The ruling, handed down by the constitutional court in October, determined that the termination of pregnancies due to serious fetal abnormalities is unconstitutional. Poland already has some of the strictest abortion laws in Europe, and most of the small number of legal abortions that take place in the country are cases of fetal defects.
Once the sentence takes effect, abortion will only be allowed in cases of rape, incest or when the life of the mother is in danger.
More than 400,000 people protested in hundreds of towns and cities across the country as part of a “women’s strike” after the ruling.

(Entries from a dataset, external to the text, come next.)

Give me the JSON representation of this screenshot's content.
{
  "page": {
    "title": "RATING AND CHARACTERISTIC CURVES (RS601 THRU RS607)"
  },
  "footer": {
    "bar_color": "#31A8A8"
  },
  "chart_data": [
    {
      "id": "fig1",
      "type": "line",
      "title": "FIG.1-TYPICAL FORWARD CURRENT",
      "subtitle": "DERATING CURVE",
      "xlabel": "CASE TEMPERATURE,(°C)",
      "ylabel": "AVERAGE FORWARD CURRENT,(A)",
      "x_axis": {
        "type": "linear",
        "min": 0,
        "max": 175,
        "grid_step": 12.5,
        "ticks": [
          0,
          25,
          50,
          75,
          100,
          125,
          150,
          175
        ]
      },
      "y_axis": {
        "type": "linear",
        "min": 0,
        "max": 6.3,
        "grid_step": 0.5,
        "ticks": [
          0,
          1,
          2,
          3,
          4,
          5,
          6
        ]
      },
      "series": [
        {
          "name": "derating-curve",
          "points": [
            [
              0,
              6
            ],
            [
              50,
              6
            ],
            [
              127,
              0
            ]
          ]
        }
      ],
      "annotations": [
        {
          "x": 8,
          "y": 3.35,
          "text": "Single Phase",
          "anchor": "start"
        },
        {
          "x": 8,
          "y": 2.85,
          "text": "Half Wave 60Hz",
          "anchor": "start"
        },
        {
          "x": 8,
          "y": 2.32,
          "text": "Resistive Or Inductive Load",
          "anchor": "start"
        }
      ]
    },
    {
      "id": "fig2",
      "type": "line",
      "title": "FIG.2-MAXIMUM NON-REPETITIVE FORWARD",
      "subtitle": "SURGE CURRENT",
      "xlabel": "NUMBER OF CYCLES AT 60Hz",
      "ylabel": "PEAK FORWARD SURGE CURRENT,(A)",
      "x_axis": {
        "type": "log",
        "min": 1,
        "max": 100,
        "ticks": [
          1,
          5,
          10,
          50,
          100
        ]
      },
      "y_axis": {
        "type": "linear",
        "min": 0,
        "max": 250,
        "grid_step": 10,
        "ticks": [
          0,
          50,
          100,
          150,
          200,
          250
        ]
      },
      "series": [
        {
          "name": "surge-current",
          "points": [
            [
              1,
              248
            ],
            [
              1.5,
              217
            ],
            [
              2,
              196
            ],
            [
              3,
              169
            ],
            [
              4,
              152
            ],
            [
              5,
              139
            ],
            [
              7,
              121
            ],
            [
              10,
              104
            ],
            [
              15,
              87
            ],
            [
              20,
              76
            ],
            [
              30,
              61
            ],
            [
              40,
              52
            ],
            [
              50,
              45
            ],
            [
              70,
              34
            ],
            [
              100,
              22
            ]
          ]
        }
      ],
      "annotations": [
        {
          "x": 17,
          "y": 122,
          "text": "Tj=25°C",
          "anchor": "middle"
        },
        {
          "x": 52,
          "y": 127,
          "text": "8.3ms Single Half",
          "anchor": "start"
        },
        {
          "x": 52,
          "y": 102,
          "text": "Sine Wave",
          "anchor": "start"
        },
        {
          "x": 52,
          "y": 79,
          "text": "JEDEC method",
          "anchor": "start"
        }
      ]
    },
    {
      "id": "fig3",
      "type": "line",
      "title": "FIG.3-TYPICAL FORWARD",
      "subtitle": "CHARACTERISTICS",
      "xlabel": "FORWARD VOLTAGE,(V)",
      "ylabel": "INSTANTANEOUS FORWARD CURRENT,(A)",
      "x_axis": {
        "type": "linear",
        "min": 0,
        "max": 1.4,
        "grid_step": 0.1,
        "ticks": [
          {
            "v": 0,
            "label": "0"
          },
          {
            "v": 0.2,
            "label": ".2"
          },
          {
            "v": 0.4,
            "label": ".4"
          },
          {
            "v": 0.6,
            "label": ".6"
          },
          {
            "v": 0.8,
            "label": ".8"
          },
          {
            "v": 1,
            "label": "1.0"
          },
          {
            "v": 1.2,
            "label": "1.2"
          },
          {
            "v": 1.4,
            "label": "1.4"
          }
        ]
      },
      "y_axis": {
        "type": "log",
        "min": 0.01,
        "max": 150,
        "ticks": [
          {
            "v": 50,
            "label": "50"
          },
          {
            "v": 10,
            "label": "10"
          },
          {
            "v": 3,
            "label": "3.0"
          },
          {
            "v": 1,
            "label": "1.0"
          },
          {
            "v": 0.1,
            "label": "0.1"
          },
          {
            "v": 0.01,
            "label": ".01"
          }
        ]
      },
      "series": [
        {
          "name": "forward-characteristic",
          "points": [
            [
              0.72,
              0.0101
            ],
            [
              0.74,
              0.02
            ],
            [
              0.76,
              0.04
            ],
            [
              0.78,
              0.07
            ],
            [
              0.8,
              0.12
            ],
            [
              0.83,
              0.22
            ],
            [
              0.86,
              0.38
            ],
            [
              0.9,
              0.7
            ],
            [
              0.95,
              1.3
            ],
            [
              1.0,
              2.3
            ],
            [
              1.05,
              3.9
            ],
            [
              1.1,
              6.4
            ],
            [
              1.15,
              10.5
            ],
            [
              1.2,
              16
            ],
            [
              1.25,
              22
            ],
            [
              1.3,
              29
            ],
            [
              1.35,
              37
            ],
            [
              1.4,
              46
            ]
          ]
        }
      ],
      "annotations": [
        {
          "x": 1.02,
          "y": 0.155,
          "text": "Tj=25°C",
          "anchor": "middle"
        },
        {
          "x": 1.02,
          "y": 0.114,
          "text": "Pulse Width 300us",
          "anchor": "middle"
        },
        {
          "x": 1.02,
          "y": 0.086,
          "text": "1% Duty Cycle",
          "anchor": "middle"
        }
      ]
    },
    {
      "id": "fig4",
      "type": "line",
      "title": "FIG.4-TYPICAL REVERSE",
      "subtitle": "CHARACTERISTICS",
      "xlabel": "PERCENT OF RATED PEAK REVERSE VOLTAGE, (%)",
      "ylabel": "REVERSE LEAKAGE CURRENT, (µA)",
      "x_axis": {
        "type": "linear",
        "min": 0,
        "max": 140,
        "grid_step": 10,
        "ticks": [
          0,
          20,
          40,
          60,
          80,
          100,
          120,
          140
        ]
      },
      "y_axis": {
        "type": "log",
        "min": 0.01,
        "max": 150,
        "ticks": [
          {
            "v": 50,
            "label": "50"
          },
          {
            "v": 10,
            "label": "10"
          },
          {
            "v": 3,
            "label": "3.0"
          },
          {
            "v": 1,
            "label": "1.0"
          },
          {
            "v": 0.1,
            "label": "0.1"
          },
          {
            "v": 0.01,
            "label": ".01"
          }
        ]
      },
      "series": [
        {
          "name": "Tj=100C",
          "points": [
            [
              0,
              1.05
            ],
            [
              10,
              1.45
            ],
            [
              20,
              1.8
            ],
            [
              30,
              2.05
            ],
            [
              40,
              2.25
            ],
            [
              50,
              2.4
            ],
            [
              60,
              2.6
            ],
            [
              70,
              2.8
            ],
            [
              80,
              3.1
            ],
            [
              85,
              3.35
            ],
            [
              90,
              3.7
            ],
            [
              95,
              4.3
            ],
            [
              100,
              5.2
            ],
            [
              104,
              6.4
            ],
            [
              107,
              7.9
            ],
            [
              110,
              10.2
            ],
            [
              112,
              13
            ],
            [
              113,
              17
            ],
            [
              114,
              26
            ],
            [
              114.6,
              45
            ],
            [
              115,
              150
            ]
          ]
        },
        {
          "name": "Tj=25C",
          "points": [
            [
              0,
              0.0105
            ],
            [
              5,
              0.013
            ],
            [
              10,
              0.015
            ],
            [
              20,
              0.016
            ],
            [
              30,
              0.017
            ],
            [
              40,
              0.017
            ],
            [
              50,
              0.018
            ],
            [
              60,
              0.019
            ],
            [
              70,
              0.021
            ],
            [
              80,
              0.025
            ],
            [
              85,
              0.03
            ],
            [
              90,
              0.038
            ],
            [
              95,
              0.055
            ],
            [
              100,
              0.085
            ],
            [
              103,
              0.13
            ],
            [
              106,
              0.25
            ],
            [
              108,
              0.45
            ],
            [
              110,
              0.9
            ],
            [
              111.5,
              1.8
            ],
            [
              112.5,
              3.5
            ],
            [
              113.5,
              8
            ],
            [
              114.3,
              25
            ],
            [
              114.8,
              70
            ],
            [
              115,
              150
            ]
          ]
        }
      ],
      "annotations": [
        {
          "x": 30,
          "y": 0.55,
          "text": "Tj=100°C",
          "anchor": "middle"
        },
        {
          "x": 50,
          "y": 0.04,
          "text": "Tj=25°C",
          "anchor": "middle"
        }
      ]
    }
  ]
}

Theoretically, the court rulings should go into effect immediately, but there have been several cases where there have been long delays for apparently political reasons, and there was a feeling that the government had been alarmed by the size of the protests and wanted backtrack on failure.
“It would be good to take time for dialogue and to find a new position in this situation, which is difficult and arouses great emotions,” Michał Dworczyk, head of the prime minister’s office, told Polish media in early November.
However, on Wednesday, the court’s justification for the ruling was published, and the government said it hoped to publish the ruling on Wednesday as well, which would officially make it law.
Poland’s ruling Law and Justice (PiS) party has been accused of politicizing the constitutional court and using it to push forward its ultra-conservative agenda on abortion.
The delay in the publication of the ruling caused an uncomfortable situation during the last three months in which doctors who performed abortions were not sure overnight if the procedures would remain legal. Many Polish women take medical abortion pills at home, while thousands more are forced to travel abroad to seek an abortion.
Five of the 15 judges on the court disagreed with the majority opinion, although some of them only objected to the justification, not the merits of the ruling. The court ruling framed the question as defending the life of an unborn child and told Polish lawmakers that they should use the words “child” and “mother” when talking about abortions instead of “fetus” and “pregnant woman. “.
“No law-abiding government should abide by this ruling,” said Borys Budka, leader of Poland’s largest opposition party, the Civic Center Platform, Reuters reported.